Celebrating Mardi Gras in New Orleans has been on my bucket list for ages, so I was thrilled when I finally planned the trip!
I landed, slipped on my heels, and met up with the crew to celebrate our first night in The Big Easy!
After checking out a few bars, we headed to Bourbon Street, because #obviously.
It was crazy how crowded it was!
The balconies were lined with people throwing beads, encouraging those below to show some… shall we say… skin.
But not many people on the street were flashing. This isn’t what I’ve heard about Mardi Gras!
Turns out, there has been a lot less skin shown since the advent of social media and camera phones. According to those on the balcony, no skin = no beads, so I was left empty handed (happy, mom?).
The streets were crowded, and I wanted a better view. So there was only one solution:
It’s good to be tall!
It was fun being part of the Mardi Gras atmosphere on Bourbon Street, even though it wasn’t quite as debaucherous as I expected. But it was a little too debaucherous for some. Turns out, not everyone is a fan of Mardi Gras…
But everyone is a fan of NOLA’s famous Hurricanes! You can’t visit without trying one from where the drink originated, Pat O’Brien’s on St. Peter Street.
We ended the evening in the best possible way: with gumbo purchased out of the back of a van.
Yep, I’m serious.
And we even had some for leftovers the next morning! It was surprisingly delicious!
By day, the French Quarter (or as cool locals call it, “the quarter”) is festively decorated for the holiday.
The best part about New Orleans? You can take your drinks to go, and wander about the streets while sipping. It is one of the city’s best qualities, since I always hate waiting at the bar for people to finish their drinks!
We grabbed a drink(s) to go, and headed out to explore.
By day, things in the quarter look just as crazy.
And apparently at all hours, people are still up on the balconies, throwing beads.
The first rule of Mardi Gras is you don’t talk about Mardi Gras. The second rule of Mardi Gras is that once beads hit the ground, they’re dead/dirty/tainted (I have yet to come up with a definitive word). Basically, you can’t pick up beads from the ground, no matter what. It simply isn’t done.
So, naturally, the streets are covered in them.
And dogs are covered in them too, apparently.
While we were out, Anton and I picked up some masks for an upcoming NYC masquerade ball.
That evening, at 701 Bar & Restaurant (formerly known as Lucy’s) I did my very first scorpion shot. Yes, there was a scorpion in my tequila!
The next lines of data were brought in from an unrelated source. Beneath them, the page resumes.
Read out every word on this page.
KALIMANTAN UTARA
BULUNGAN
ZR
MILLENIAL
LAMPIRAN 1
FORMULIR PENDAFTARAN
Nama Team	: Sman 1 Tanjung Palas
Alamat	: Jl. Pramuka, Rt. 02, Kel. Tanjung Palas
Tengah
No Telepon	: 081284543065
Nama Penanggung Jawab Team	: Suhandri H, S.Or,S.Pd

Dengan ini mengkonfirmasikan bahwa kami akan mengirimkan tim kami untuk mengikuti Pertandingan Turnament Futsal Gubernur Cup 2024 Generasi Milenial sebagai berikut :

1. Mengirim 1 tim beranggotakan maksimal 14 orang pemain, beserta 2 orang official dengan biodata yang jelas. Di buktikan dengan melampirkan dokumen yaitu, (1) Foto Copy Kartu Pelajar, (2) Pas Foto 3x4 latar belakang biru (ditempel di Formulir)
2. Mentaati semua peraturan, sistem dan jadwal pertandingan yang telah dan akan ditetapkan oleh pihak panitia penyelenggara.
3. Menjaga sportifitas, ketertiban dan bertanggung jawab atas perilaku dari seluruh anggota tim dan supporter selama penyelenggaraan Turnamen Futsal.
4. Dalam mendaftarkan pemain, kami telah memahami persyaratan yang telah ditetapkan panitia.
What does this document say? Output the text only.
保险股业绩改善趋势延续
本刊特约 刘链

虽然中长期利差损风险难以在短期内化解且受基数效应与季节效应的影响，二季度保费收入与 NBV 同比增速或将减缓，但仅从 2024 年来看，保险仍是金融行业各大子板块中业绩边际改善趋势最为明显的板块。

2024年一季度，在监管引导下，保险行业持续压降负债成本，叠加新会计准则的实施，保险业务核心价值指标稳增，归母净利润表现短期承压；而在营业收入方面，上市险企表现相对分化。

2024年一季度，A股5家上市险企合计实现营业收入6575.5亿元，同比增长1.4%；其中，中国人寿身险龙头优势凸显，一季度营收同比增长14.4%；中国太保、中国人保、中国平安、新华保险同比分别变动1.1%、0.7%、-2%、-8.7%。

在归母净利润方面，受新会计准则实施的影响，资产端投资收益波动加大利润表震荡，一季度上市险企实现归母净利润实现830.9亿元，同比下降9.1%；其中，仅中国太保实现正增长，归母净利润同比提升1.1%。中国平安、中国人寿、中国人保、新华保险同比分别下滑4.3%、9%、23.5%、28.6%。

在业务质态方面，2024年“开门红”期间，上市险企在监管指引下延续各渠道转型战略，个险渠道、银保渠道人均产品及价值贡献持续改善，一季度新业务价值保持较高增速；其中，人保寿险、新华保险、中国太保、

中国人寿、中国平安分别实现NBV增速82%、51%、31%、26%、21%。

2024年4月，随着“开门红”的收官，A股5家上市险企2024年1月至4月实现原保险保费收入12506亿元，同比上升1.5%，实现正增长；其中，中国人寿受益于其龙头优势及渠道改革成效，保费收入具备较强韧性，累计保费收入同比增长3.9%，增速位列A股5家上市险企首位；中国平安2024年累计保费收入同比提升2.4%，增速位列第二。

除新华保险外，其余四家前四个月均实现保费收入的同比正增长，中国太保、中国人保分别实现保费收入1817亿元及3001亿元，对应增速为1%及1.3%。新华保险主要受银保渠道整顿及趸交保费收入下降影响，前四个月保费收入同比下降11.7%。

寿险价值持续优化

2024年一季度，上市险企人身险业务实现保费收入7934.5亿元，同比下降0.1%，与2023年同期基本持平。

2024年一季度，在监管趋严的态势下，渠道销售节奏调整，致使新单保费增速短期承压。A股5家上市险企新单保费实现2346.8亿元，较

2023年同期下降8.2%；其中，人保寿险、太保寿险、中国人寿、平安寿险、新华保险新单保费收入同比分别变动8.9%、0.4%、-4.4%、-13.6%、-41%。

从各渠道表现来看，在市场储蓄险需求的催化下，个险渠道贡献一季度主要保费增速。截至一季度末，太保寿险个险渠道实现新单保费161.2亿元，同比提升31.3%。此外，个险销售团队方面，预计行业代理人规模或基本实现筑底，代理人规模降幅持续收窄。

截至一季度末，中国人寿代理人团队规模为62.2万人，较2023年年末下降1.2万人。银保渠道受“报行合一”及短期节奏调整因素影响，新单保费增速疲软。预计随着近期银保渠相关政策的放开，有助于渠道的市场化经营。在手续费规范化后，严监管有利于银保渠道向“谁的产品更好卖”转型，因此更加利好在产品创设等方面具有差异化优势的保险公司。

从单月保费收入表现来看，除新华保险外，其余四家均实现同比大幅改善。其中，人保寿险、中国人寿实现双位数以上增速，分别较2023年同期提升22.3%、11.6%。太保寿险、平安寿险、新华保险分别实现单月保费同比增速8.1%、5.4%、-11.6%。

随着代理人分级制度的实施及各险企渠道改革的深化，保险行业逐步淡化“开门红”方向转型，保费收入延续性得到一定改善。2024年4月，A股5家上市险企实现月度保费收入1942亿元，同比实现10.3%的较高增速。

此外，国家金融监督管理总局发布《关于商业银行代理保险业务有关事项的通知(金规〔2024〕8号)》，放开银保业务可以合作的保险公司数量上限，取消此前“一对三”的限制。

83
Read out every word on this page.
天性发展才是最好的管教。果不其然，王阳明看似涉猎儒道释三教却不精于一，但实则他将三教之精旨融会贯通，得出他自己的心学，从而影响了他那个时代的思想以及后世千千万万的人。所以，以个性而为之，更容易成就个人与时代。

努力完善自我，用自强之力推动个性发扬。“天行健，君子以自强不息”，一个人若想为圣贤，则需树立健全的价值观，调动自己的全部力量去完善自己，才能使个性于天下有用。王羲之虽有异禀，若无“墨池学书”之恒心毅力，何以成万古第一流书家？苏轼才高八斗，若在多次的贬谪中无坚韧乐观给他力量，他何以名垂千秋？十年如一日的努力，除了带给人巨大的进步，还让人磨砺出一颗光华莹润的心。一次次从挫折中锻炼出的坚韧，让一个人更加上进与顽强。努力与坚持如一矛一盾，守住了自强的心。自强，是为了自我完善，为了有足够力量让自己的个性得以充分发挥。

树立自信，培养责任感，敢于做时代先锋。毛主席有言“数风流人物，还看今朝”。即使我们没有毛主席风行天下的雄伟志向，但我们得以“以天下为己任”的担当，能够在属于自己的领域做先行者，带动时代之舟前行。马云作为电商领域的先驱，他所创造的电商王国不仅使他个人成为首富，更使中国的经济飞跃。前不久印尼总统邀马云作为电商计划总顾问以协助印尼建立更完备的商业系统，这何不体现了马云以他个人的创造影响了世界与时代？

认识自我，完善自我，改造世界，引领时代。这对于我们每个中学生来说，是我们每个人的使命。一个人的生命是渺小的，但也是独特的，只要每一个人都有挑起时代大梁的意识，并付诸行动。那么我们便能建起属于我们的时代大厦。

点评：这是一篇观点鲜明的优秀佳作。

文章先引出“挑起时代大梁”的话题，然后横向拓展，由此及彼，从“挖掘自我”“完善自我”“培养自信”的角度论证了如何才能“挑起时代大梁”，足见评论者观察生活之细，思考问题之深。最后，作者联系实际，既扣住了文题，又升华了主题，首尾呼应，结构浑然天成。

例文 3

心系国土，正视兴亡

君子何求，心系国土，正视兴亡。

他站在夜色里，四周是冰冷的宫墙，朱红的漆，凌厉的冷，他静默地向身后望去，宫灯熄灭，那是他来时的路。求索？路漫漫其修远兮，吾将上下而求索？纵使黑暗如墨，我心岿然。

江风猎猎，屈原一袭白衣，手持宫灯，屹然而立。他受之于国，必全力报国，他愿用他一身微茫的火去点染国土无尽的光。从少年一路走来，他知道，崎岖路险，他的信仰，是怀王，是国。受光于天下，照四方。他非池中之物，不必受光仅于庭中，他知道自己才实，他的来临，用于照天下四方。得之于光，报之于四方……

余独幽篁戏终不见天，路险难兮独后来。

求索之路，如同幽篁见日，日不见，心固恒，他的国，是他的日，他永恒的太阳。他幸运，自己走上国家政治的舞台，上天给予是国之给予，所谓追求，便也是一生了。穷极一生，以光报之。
After I ordered, I asked my friends if the scorpion would be alive or dead. They made fun of me! They thought it was obvious that it would be dead. I thought it was definitely a question worth asking!
There was also this really cool shark drink.
When you tip over the shark, red “blood” fills the water!
It’s impossible to visit New Orleans and not try a beignet from Café Du Monde. It’s open 24 hours a day, and the line usually stretches down the street. Because God was smiling down on me, when I arrived back at the apartment that night, Anton’s family had brought back beignets! Mine was delicious, especially since I ate it in my pajamas, and didn’t have to wait in line!
On Lundi Gras (the Monday before Mardi Gras), I got to do the coolest thing! I was invited into a private party on Bourbon Street that opened up onto a balcony.
Which means that I got to overlook the action, AND throw beads!
I threw beads down to Anton and Oren.
But don’t worry, I made them work for it!
The most surprising part about Mardi Gras is how it ends.
At midnight on Mardi Gras (so, technically, on Ash(ley) Wednesday), everything stops. The bars and restaurants close, and people are ushered out the door and off the streets. A fleet of street cleaners take on the city with careful choreography, and before long all evidence of Mardi Gras is gone.
But the memories (and this blog post!) live on.